O número que importa
No acumulado dos últimos quatro trimestres, o PIB avançou 1,9%, e o valor total da economia chegou a R$ 3,4 trilhões no período. No primeiro trimestre do ano, o crescimento havia sido de 1,1%, então o ritmo desacelerou, mas ficou acima do que se temia.

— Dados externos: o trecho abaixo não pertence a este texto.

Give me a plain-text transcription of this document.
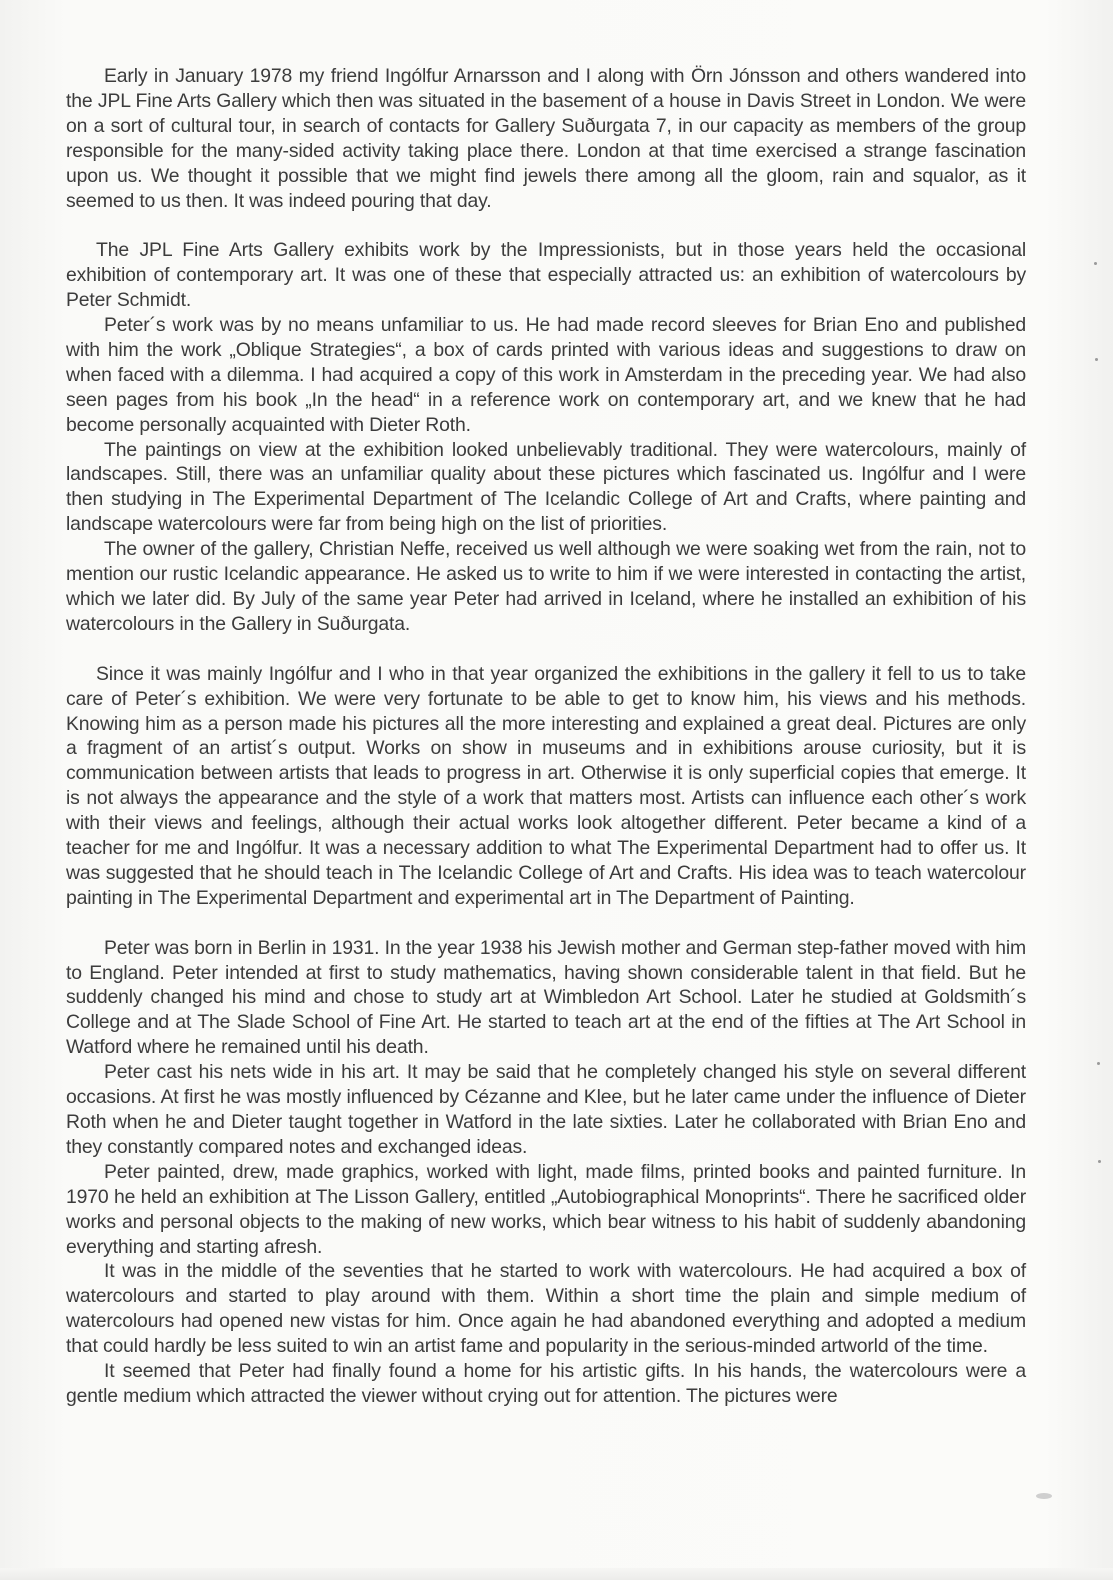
Early in January 1978 my friend Ingólfur Arnarsson and I along with Örn Jónsson and others wandered into the JPL Fine Arts Gallery which then was situated in the basement of a house in Davis Street in London. We were on a sort of cultural tour, in search of contacts for Gallery Suðurgata 7, in our capacity as members of the group responsible for the many-sided activity taking place there. London at that time exercised a strange fascination upon us. We thought it possible that we might find jewels there among all the gloom, rain and squalor, as it seemed to us then. It was indeed pouring that day.

The JPL Fine Arts Gallery exhibits work by the Impressionists, but in those years held the occasional exhibition of contemporary art. It was one of these that especially attracted us: an exhibition of watercolours by Peter Schmidt.

Peter´s work was by no means unfamiliar to us. He had made record sleeves for Brian Eno and published with him the work „Oblique Strategies“, a box of cards printed with various ideas and suggestions to draw on when faced with a dilemma. I had acquired a copy of this work in Amsterdam in the preceding year. We had also seen pages from his book „In the head“ in a reference work on contemporary art, and we knew that he had become personally acquainted with Dieter Roth.

The paintings on view at the exhibition looked unbelievably traditional. They were watercolours, mainly of landscapes. Still, there was an unfamiliar quality about these pictures which fascinated us. Ingólfur and I were then studying in The Experimental Department of The Icelandic College of Art and Crafts, where painting and landscape watercolours were far from being high on the list of priorities.

The owner of the gallery, Christian Neffe, received us well although we were soaking wet from the rain, not to mention our rustic Icelandic appearance. He asked us to write to him if we were interested in contacting the artist, which we later did. By July of the same year Peter had arrived in Iceland, where he installed an exhibition of his watercolours in the Gallery in Suðurgata.

Since it was mainly Ingólfur and I who in that year organized the exhibitions in the gallery it fell to us to take care of Peter´s exhibition. We were very fortunate to be able to get to know him, his views and his methods. Knowing him as a person made his pictures all the more interesting and explained a great deal. Pictures are only a fragment of an artist´s output. Works on show in museums and in exhibitions arouse curiosity, but it is communication between artists that leads to progress in art. Otherwise it is only superficial copies that emerge. It is not always the appearance and the style of a work that matters most. Artists can influence each other´s work with their views and feelings, although their actual works look altogether different. Peter became a kind of a teacher for me and Ingólfur. It was a necessary addition to what The Experimental Department had to offer us. It was suggested that he should teach in The Icelandic College of Art and Crafts. His idea was to teach watercolour painting in The Experimental Department and experimental art in The Department of Painting.

Peter was born in Berlin in 1931. In the year 1938 his Jewish mother and German step-father moved with him to England. Peter intended at first to study mathematics, having shown considerable talent in that field. But he suddenly changed his mind and chose to study art at Wimbledon Art School. Later he studied at Goldsmith´s College and at The Slade School of Fine Art. He started to teach art at the end of the fifties at The Art School in Watford where he remained until his death.

Peter cast his nets wide in his art. It may be said that he completely changed his style on several different occasions. At first he was mostly influenced by Cézanne and Klee, but he later came under the influence of Dieter Roth when he and Dieter taught together in Watford in the late sixties. Later he collaborated with Brian Eno and they constantly compared notes and exchanged ideas.

Peter painted, drew, made graphics, worked with light, made films, printed books and painted furniture. In 1970 he held an exhibition at The Lisson Gallery, entitled „Autobiographical Monoprints“. There he sacrificed older works and personal objects to the making of new works, which bear witness to his habit of suddenly abandoning everything and starting afresh.

It was in the middle of the seventies that he started to work with watercolours. He had acquired a box of watercolours and started to play around with them. Within a short time the plain and simple medium of watercolours had opened new vistas for him. Once again he had abandoned everything and adopted a medium that could hardly be less suited to win an artist fame and popularity in the serious-minded artworld of the time.

It seemed that Peter had finally found a home for his artistic gifts. In his hands, the watercolours were a gentle medium which attracted the viewer without crying out for attention. The pictures were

O que isso muda no seu bolso
Esse número entra direto na conta do Copom (o comitê do Banco Central que decide a Selic, hoje em 14,00% ao ano), que se reúne em 15 e 16 de setembro. Uma economia crescendo mais forte do que o esperado tira espaço de um corte de juros, porque atividade em alta tende a pressionar a inflação lá na frente. Isso pesa direto para quem está decidindo entre travar uma taxa prefixada nas próximas semanas ou esperar o pós-fixado seguir o CDI (o indicador que acompanha a Selic): quanto menor a chance de corte, menos urgência para travar uma taxa alta agora.
Fontes
- PIB do segundo trimestre de 2026, alta de 0,5% e valor de R$ 3,4 trilhões: IBGE, divulgado em 1º de setembro de 2026, às 9h.
- Faixa de projeções dos analistas entre 0,3% e 0,5%: cobertura InfoMoney, 1º de setembro de 2026.
- Taxa Selic em 14,00% ao ano: Banco Central do Brasil, consultado em 1º de setembro de 2026.
- Calendário da reunião do Copom em 15 e 16 de setembro de 2026: Banco Central do Brasil.